Мне действительно нужно установить какой-то порядок. Во мне все спуталось. Я не знаю, где же именно и когда я непоправимо сбился, или налгал, или ошибся. В последних событиях (то есть до того, как ты приехала сюда и потом исчезла, – дальше ведь не было никаких событий) я не нахожу связи. Может быть, она и есть. Это какой-то клубок, все эти годы.
Насчет собачонки.
Я всю свою жизнь старался стать в круг. Понимаешь, чтобы все в мире происходило вокруг меня. Но меня всегда отмывало, относило в сторону.
Попусту раскровенился.
Я это понял вот на чем.
Сначала, однако, еще два слова. Недавно я хлопотал о каких-то бумагах. Мне задали вопрос: «Ваша профессия?» Я не мог ответить. Мне вдруг пришло в голову: к какой профессии готовился я прежде? Я сбился, вышло глупо.
Ты понимаешь, я все время боюсь забыть свою мысль, боюсь сбиться.
Я проходил торговыми рядами. Заглянул в какие-то ворота. Толстые крепостные стены ушли в землю. На дверях складов – ржавые замки. И по всему двору лебеда, крапива, лопухи, железные обручи, щебень. Как на пустыре.
Меня сжала тоска. Против воли. Это так безотрадно и нудно. Я думал о каком-то всеобщем конце. У меня похолодели руки.
Но я все еще… словом, я не переставал царапать…
И вот всего на этих днях, под Москвой, с Поклонной горы один приятель показал мне на новую радиостанцию. Башню выстроили во время революции. Она сначала обрушилась. Ее вывели снова. Негодными инструментами, закусив губы. Вывели. Волны ее достигают Америки.
– Знаешь, – сказал мне мой приятель, – мы теперь выстроим станцию, волны которой опояшут весь земной шар. Москва подает – Москва принимает.
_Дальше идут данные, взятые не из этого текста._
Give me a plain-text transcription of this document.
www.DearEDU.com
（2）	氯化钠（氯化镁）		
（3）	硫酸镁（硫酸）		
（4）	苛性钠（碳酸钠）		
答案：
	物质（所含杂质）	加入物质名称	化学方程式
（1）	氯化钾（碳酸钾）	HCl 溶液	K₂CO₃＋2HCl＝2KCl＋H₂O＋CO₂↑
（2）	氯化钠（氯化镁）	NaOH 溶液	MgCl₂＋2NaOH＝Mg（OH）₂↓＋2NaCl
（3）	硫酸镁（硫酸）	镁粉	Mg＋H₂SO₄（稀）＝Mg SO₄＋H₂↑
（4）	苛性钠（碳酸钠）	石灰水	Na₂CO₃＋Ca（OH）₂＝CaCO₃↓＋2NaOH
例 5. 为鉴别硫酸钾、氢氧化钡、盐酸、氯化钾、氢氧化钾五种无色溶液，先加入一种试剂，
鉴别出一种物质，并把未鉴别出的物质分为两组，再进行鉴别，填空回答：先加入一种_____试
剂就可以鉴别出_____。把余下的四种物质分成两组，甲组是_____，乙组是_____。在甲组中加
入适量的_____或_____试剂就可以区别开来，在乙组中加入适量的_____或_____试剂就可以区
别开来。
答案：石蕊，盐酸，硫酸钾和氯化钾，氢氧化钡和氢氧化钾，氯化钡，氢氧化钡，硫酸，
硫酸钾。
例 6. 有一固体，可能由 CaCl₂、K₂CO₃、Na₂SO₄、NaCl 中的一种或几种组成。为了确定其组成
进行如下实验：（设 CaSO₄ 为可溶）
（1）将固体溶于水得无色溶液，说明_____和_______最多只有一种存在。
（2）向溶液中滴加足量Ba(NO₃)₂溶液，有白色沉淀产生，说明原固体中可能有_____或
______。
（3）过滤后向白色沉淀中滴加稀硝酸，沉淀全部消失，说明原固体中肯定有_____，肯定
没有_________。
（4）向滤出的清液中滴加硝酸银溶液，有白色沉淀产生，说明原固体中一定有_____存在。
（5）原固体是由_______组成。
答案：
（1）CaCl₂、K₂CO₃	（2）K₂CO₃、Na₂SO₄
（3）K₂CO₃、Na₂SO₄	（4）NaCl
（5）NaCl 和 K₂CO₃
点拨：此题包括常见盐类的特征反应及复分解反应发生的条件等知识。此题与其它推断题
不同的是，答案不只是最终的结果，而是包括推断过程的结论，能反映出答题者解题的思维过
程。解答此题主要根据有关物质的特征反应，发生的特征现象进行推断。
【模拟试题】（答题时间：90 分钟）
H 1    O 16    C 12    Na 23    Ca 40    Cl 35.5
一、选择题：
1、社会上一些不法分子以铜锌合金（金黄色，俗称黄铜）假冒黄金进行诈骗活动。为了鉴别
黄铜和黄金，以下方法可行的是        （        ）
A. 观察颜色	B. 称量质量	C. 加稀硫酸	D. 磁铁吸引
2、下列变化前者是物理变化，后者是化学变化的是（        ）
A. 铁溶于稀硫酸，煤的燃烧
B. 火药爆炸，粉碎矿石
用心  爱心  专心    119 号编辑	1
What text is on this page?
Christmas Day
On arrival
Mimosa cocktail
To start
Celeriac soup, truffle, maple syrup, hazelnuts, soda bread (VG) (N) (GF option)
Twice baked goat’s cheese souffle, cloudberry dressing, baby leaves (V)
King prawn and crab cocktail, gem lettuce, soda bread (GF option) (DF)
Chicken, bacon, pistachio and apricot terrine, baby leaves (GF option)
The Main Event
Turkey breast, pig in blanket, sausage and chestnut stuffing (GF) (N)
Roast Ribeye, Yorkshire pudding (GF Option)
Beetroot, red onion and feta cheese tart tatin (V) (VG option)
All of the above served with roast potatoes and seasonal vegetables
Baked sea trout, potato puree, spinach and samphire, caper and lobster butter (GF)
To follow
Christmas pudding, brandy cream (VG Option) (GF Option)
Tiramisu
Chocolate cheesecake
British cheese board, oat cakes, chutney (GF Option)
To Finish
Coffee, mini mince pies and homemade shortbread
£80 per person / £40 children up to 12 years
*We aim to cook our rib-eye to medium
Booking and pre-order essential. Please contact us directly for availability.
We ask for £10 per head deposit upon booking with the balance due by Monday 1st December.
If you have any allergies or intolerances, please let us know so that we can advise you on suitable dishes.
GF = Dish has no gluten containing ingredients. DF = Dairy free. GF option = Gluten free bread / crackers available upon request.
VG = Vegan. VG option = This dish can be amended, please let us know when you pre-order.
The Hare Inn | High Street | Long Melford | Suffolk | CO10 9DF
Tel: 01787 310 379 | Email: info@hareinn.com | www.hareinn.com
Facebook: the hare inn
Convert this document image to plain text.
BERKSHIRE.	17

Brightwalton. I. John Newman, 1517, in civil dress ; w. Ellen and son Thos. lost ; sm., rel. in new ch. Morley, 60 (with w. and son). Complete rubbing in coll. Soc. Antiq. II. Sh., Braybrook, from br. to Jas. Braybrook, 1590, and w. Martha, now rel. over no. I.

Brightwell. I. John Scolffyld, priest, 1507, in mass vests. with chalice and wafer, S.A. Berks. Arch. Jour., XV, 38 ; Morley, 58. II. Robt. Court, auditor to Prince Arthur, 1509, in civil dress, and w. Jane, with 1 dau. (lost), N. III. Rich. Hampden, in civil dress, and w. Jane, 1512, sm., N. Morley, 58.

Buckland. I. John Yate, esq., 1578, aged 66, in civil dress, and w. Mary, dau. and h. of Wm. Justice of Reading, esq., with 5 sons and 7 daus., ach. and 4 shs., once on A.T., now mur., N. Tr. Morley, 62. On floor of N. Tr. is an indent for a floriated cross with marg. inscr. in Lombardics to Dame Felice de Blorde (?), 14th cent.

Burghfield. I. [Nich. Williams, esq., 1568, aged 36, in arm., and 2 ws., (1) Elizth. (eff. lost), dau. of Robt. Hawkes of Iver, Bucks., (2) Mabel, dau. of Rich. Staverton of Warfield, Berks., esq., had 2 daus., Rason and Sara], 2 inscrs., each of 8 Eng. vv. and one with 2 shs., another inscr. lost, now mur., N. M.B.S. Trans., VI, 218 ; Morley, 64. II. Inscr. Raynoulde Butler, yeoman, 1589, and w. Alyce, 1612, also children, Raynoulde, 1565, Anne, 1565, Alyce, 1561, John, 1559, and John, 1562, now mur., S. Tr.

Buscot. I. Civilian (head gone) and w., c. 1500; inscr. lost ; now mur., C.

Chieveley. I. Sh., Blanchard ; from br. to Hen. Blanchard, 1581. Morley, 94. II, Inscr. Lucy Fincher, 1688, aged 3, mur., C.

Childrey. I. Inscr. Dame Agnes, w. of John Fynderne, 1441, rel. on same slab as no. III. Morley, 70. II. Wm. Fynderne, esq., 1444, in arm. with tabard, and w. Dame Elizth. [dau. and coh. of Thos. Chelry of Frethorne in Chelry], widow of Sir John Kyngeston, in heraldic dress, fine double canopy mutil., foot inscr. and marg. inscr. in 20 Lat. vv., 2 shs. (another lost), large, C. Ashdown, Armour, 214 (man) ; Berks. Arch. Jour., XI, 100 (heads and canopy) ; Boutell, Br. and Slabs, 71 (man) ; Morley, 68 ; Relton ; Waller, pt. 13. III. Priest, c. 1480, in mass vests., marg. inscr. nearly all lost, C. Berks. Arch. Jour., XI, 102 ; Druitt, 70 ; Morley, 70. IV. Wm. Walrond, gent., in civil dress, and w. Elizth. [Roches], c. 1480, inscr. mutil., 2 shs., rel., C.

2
Вокруг света.
Я тогда подумал, что это глупо. Но тут же посмотрел ему в лицо…
Словом, я бросил царапать…
Это бесплодно, бесплодно, черт побери! Добрая воля, любовь, желание – всего этого слишком мало. А потом – этого вовсе и не нужно. Чтобы есть и пить, не нужно ни доброй воли, ни любви. Эти люди, в сущности, делают не больше того, что они должны делать по природе. Они ничего не замечают под ногами, они вечно – вперед и вверх. И с таким напряжением, точно они не люди, а какие-то катушки, румкорфовы катушки. Если им сказать про ржавые замки, лебеду и щебень, они ничего не поймут. Они в круге; наверно, в центре круга.
Меня пронизывает мысль, что я пишу мертвой. Если это так, я воскрешу тебя, чтобы ты поняла, что я не лгал.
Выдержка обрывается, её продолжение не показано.